At base, Duchêne and Langlois share the sentiments of the whole world. They feel so strongly that to make alterations to the work of a dead author is to profane it, that they strive to prove that the additions made by them to the Theory of Propertyconsist largely of verbatim quotes taken from Proudhon himself. But even this admission condemns them; they plead extenuating circumstance; it is not a right that they assert, and in that alone they have been right.
Within the limits that my two excellent friends put on their work, to my [other] friends they still go too far. That in order to make the fragments left by Proudhon intelligible, as they say, they supply some notes intended to clarify the text, no one contradicts; but that they make Proudhon speak as if they had in them the very mind and soul of the master, that is what everyone is permitted to find detestable.
MM. Duchêne et Langlois conclude their letterwith a sentence that proves they are determined to continue, despite the good advice that comes to them from all sides. Weare sorry for them, for their obstinacy (the word is not too hard) theywill certainly attract indiscreet questions. Already it is said in public that neither they nor anyone else received the mandate from Proudhon to publish his posthumous works, that Proudhon had limited himself to designating six persons charged with overseeing the republication of his Complete Works, and that he had not given a mandate to anyone to revise his unfinished manuscripts. One adds that not only do Langlois and Duchêne act without title, but that the true Proudhonians, — to borrow their expression, — deplore the way they have treated the unpublished works of their leaders, and have let them know. Some go even further: it is said that the publisher, the honorable Mr. Lacroix, is, on this point, of the opinion of the friends of the famous publicist.

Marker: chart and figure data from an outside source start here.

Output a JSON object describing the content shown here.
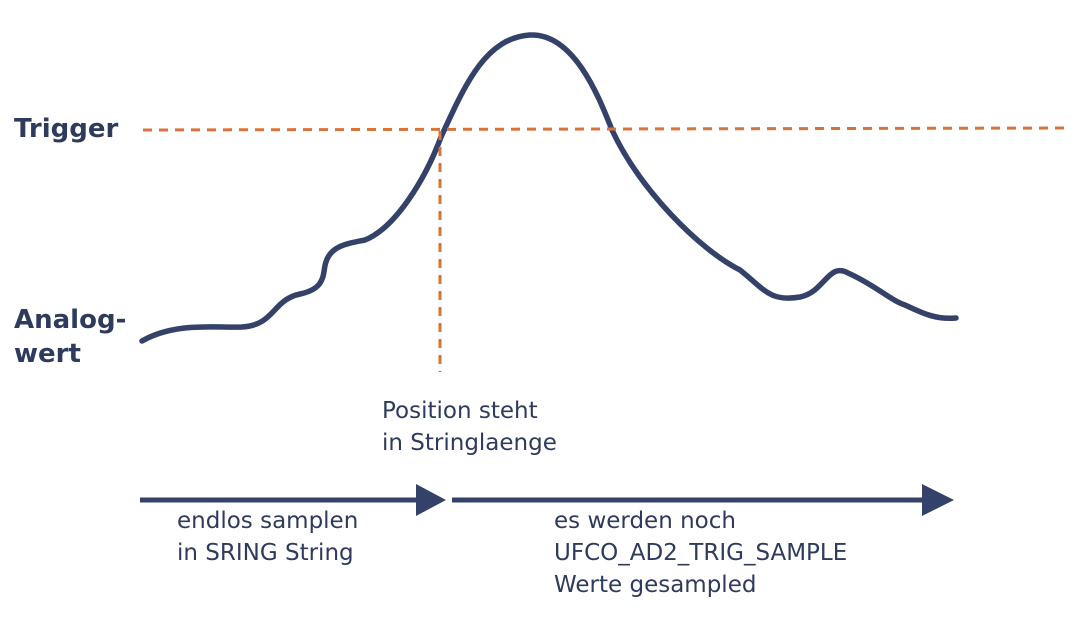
{
  "labels": {
    "trigger": "Trigger",
    "analog_line1": "Analog-",
    "analog_line2": "wert",
    "position_line1": "Position steht",
    "position_line2": "in Stringlaenge",
    "endless_line1": "endlos samplen",
    "endless_line2": "in SRING String",
    "remaining_line1": "es werden noch",
    "remaining_line2": "UFCO_AD2_TRIG_SAMPLE",
    "remaining_line3": "Werte gesampled"
  },
  "colors": {
    "curve": "#34426a",
    "trigger_line": "#d8743a",
    "arrow": "#34426a",
    "text": "#2f3b5c"
  },
  "icons": {
    "arrow_head": "arrow-right-icon"
  }
}
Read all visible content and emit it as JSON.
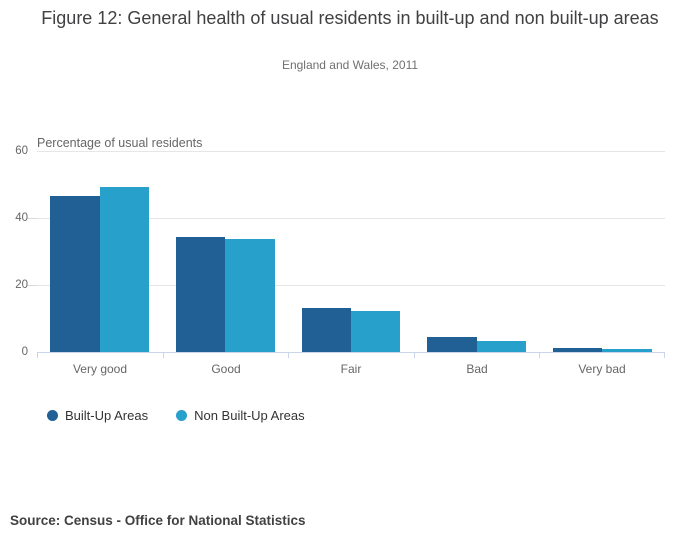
{
  "header": {
    "title": "Figure 12: General health of usual residents in built-up and non built-up areas",
    "subtitle": "England and Wales, 2011"
  },
  "chart_data": {
    "type": "bar",
    "title": "Figure 12: General health of usual residents in built-up and non built-up areas",
    "subtitle": "England and Wales, 2011",
    "xlabel": "",
    "ylabel": "Percentage of usual residents",
    "ylim": [
      0,
      60
    ],
    "yticks": [
      0,
      20,
      40,
      60
    ],
    "grid": true,
    "legend_position": "bottom-left",
    "categories": [
      "Very good",
      "Good",
      "Fair",
      "Bad",
      "Very bad"
    ],
    "series": [
      {
        "name": "Built-Up Areas",
        "color": "#206095",
        "values": [
          46.6,
          34.3,
          13.2,
          4.5,
          1.3
        ]
      },
      {
        "name": "Non Built-Up Areas",
        "color": "#27a0cc",
        "values": [
          49.4,
          33.7,
          12.3,
          3.3,
          0.8
        ]
      }
    ]
  },
  "footer": {
    "source": "Source: Census - Office for National Statistics"
  }
}
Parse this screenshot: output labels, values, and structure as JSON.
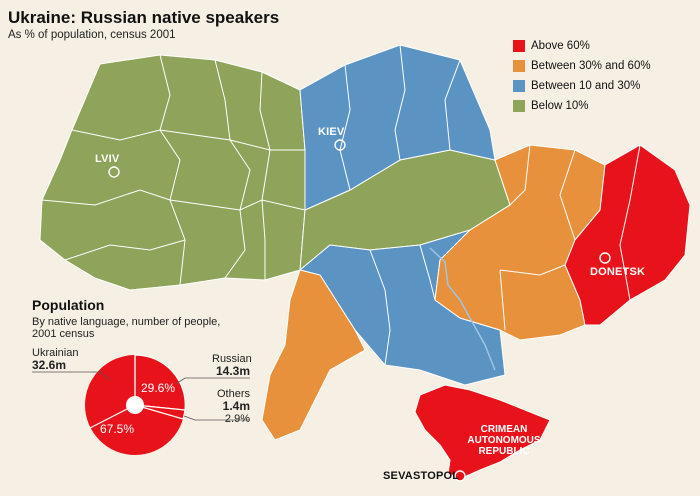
{
  "title": "Ukraine: Russian native speakers",
  "subtitle": "As % of population, census 2001",
  "colors": {
    "above60": "#e8131a",
    "between30_60": "#e8913c",
    "between10_30": "#5b93c2",
    "below10": "#8ea45a",
    "background": "#f6f0e4"
  },
  "legend": [
    {
      "label": "Above 60%",
      "color": "#e8131a"
    },
    {
      "label": "Between 30% and 60%",
      "color": "#e8913c"
    },
    {
      "label": "Between 10 and 30%",
      "color": "#5b93c2"
    },
    {
      "label": "Below 10%",
      "color": "#8ea45a"
    }
  ],
  "cities": {
    "lviv": "LVIV",
    "kiev": "KIEV",
    "donetsk": "DONETSK",
    "sevastopol": "SEVASTOPOL"
  },
  "crimea": {
    "line1": "CRIMEAN",
    "line2": "AUTONOMOUS",
    "line3": "REPUBLIC"
  },
  "population": {
    "title": "Population",
    "subtitle": "By native language, number of people, 2001 census",
    "ukrainian_label": "Ukrainian",
    "ukrainian_value": "32.6m",
    "ukrainian_pct": "67.5%",
    "russian_label": "Russian",
    "russian_value": "14.3m",
    "russian_pct": "29.6%",
    "others_label": "Others",
    "others_value": "1.4m",
    "others_pct": "2.9%"
  }
}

If this was so, one need not despair of seeing Mr. Duchêne and Mr. Langlois come to repentance. It is unfortunate that two men of heart and intelligence persist in pursuing a labor which earns them such severe and unanimous cautions. — Alfred Darimon. Presse, November 18, 1865.
[1]The six literary executors listed in The Principle of Art are J. A. Langlois, A. A. Rolland, G. Duchêne, F. G. Bergmann, G. Chaudey and F. Delhasse. Chaudey and Rolland did not sign the notice in The Theory of Property.
[2] From Jean Racine, Athalie; my translation.